As the Natural Sciences department rep, I have been fortunate enough to work across 9 different departments as well as Natural Sciences, which has included attending 4 different boards of studies. This has meant that I have been able to witness how numerous departments run and their differences and similarities. In particular, I have experienced the challenges of being a student across more than one department and this is what I would like to focus on as the science faculty rep.

Combined courses:

As a natural sciences student, I have had first hand experience of what it is like to study across multiple departments. While studying multiple disciplines opens many opportunities and overall I really enjoy it, students on this type of course (including combined programmes) do face some extra challenges within the university. One example of this is the way projects are allocated. I would like to work with the university to make sure that a priority in allocating projects should be which student is doing the course most suited to the project (for example, students studying biochemistry should get priority for biochemistry projects). Another area I would like to work on is that some of a students data can only be seen by the students "home" departement and not the other departments which they are studying in. For example, my picture can only be seen by the natural sciences department and not the physics department in which I take most of my modules. This lack of communication can sometimes make solving any problems difficult as different people can see different bits of information. I would therefore like to work with the university on why this is and if there is any way this can be made easier.
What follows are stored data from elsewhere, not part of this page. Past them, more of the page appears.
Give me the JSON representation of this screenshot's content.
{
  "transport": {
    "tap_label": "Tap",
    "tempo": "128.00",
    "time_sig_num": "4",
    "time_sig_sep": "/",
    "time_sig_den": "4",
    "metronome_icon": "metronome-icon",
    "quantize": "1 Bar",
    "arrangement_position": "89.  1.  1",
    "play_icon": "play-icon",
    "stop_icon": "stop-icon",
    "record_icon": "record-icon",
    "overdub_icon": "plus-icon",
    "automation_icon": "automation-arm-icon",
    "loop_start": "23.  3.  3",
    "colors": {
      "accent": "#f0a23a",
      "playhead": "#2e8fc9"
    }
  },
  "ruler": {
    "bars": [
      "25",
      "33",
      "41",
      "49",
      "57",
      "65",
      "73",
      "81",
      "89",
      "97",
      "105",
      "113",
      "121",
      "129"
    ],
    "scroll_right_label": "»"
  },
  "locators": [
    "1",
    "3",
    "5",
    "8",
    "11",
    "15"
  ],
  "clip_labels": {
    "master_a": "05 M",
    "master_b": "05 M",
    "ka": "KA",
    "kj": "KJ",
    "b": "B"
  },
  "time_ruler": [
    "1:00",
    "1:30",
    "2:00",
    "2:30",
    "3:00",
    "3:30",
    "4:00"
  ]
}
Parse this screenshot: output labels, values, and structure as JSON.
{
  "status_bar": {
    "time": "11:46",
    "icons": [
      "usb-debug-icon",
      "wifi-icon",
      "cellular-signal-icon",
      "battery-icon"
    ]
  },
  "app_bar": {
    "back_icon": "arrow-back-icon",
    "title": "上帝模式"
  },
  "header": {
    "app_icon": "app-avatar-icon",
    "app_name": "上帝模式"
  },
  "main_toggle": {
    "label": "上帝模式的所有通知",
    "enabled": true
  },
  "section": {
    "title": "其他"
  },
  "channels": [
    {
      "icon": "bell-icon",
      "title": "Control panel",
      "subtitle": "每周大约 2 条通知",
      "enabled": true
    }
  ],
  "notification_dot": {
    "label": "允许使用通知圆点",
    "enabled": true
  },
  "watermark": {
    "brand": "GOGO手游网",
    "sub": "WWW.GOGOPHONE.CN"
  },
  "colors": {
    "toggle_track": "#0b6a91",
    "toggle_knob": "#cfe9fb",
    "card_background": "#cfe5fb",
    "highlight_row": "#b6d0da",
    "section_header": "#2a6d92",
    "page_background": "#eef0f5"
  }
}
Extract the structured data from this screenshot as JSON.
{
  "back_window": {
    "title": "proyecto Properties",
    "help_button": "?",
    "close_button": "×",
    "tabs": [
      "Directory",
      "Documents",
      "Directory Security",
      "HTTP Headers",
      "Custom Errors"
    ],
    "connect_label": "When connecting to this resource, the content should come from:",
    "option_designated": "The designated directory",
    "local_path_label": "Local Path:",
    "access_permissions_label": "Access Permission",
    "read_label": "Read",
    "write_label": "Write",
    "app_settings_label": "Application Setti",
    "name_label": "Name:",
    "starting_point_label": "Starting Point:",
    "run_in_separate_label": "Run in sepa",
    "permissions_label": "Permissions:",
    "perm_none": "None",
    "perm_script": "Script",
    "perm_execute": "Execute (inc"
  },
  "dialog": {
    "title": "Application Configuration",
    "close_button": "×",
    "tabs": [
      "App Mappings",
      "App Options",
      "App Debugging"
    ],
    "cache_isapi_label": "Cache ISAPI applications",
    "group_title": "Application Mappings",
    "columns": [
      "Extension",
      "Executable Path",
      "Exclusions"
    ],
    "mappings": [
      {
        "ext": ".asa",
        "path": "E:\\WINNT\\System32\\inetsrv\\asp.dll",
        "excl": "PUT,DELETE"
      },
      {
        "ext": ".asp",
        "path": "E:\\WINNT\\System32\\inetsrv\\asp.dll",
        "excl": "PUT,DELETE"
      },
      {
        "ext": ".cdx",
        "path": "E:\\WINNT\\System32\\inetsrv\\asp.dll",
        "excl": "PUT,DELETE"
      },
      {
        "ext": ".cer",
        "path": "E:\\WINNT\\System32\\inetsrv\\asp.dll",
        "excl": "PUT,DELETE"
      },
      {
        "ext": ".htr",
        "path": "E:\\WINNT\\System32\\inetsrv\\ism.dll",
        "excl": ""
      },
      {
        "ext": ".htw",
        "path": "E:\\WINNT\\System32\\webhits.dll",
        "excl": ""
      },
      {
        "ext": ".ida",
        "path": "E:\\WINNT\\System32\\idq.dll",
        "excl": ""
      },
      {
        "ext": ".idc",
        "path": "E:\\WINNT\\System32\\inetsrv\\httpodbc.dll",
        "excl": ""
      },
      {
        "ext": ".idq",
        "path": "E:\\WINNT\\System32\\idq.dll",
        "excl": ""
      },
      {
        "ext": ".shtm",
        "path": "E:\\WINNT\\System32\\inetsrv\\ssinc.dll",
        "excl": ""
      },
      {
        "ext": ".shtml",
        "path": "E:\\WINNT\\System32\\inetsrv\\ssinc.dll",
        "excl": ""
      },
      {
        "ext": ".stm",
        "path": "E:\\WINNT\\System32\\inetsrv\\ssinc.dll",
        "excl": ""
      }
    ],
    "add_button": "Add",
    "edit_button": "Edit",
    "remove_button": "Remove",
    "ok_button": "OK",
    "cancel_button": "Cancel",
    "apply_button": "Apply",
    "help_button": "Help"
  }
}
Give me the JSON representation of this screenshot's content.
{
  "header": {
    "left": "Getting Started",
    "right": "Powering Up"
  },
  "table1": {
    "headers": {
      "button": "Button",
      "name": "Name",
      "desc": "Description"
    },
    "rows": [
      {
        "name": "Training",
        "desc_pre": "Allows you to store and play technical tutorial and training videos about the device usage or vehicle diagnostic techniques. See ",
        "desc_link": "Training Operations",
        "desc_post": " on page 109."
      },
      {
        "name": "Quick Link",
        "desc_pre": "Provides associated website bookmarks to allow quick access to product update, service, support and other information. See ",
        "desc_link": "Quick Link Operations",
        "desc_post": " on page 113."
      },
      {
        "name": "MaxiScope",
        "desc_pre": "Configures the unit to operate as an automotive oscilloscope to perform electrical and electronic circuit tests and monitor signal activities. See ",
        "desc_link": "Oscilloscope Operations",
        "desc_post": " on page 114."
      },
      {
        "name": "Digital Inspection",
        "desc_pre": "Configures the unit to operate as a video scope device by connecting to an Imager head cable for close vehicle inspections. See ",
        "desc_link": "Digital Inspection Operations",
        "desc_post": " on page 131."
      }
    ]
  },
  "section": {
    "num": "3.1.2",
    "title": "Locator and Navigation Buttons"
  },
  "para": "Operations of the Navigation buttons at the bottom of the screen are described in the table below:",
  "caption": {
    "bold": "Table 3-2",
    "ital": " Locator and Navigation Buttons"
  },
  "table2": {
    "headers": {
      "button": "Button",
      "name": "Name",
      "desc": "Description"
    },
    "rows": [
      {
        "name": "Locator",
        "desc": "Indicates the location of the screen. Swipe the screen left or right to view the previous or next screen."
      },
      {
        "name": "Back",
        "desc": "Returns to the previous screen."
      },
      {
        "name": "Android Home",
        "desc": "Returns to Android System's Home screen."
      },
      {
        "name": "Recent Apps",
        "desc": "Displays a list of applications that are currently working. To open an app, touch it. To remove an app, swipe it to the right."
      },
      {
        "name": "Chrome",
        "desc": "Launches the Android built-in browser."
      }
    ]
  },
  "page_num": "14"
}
Varying assessment methods:

In the sciences, most courses are assessed largely through exams, however, this is not necessarily suited to everyone and I would therefore like to work with the science departments to include more varied assessment methods. Last summer, I completed a research project looking into whether performance in different methods of assessment is correlated with gender in the sciences here at York. I am interested in continuing to work in this area with the part time officers for the liberation groups to find out if people in different groups feel particularly disadvantaged by different styles of assessment in order to try to make assessment fairer across the sciences and the university.

Small group teaching:

I believe that small group teaching can have a really positive impact on teaching and learning at university and would therefore like to work to include more of it into our courses in the sciences. For example, biology students take a tutorial module which is separate from other modules, where they explore a topic that they are interested in, through tutorials with 3-4 other students and an academic. In these tutorials they learn skills which are not developed so much within the rest of the course but are extremely good skills to have particularly when leaving university and entering the workplace, like report and essay writing and programming, as well as getting detailed feedback for their work. I would like to work towards having more modules like this within the university.